On May 27, 2022, the rock band Just Mustard released their second album “Heat Under.” The hauntingly beautiful dream pop album is simple, yet it has a powerful impact on the listener. We are no longer paying attention to just the vocals, but to the all-accompanying rhythms that make the band unique. It develops a sound so stringent and mechanized that you forget that it is a five piece band. With a darker tone than their first album “Wednesday,” Just Mustard finds the right amount of strength to gain the attention of weary listeners. The 45-minute and 15-second album shows listeners that music is about the minute details: the parts that go unnoticed but can make a listener obsessed with the sound it makes.
Originating from Dundalk, Ireland, Just Mustard combines the Celtic sounds of the region with singer Katie Bell’s hypnotizing soprano that creates an alternative rock album similar to that of the Cocteau Twins and the eerie goth rock of The Cure. Not to mention the essence of Slowdive, Bell’s voice is fainter but her wispyness fits perfectly with the accompanying psychedelic and synthetic guitars. They scream and wail sounds of machines and horror. It sends the listener into an altered state, as if we are grieving for something we did not lose. From the first listen, Rob Clarke’s bassline resembles an army marching and carries the music through the album.

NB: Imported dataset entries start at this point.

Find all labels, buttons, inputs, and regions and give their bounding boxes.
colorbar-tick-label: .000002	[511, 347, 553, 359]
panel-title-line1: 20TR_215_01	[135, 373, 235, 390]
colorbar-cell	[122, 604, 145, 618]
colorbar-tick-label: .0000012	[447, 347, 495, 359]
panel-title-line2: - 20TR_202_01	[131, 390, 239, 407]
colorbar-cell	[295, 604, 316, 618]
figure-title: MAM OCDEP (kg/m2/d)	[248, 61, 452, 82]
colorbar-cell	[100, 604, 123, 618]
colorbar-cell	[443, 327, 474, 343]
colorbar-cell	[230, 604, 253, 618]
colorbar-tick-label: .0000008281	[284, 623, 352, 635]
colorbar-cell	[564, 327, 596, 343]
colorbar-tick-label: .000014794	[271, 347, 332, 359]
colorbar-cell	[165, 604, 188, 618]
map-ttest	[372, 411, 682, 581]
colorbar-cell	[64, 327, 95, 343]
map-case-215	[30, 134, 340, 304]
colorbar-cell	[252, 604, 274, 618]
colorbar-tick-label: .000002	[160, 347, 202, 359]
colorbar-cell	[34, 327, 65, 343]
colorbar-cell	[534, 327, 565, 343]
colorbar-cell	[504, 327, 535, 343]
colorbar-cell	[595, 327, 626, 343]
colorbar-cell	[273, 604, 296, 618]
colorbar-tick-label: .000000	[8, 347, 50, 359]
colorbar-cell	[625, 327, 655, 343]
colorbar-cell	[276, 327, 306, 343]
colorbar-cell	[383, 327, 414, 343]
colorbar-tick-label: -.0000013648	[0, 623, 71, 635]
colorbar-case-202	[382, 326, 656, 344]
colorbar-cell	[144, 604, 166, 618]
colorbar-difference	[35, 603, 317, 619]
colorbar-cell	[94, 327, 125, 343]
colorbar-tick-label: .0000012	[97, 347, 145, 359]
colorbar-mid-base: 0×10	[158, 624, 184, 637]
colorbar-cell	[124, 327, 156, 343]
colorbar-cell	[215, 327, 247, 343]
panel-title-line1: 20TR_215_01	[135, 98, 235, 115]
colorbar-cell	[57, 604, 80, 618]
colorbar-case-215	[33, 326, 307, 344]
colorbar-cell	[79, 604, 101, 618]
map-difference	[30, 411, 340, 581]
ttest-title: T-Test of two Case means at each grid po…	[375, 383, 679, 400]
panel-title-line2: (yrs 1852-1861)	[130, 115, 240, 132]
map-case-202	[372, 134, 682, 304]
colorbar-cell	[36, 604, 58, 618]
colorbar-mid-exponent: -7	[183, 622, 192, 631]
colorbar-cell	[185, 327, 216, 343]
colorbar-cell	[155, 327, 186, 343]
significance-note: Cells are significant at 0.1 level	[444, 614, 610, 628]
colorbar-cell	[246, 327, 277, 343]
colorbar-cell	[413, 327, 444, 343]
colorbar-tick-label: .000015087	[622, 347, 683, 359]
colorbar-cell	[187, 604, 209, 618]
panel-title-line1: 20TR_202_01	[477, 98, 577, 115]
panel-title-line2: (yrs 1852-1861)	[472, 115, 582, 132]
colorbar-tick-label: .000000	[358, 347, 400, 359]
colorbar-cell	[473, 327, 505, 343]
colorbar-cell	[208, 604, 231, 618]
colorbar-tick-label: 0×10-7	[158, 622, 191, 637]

It is a sharp and powerful beat that can be felt in the chest. David Noonan’s guitar and accompanying vocals match perfectly with Bell’s, expressing the frustration that is locked within all of us. The song “Deaf,” which is off their first album, is a prime example of Noonan’s shocking voice.
“Heat Under” begins strong with the song “23,” which makes for an impactful opener that introduces the listener to the band. It is soothing and sweet with a hint of sadness behind it. “I Am You” describes how you sometimes mimic someone that you idolize in hope of gaining their attention. The sadness peaks at “Blue Chalk” but the album itself climaxes at the seemingly musically-complex “Mirror,” which expresses lyrics of not recognizing oneself, and connects back to the message of “I Am You.” The album ultimately ends with the song “River,” which reflects on past mistakes.
This album is interesting because it can be played as ambient music, but beware because it will make itself known and eventually gain the listener’s attention. Its sorrowful message and dreary sound may not be for everyone, but the album has potential to help skyrocket Just Mustard into popularity. Its range of sadness to anger to hope is a piece of work that many artists such as The Cure and Bauhaus have been expressing for years. Now it is time for the younger generation to express their emotions amongst the greats. For the best listening experience of “Heat Under,” I recommend using headphones and letting the album lead you to a place of longing and curiosity.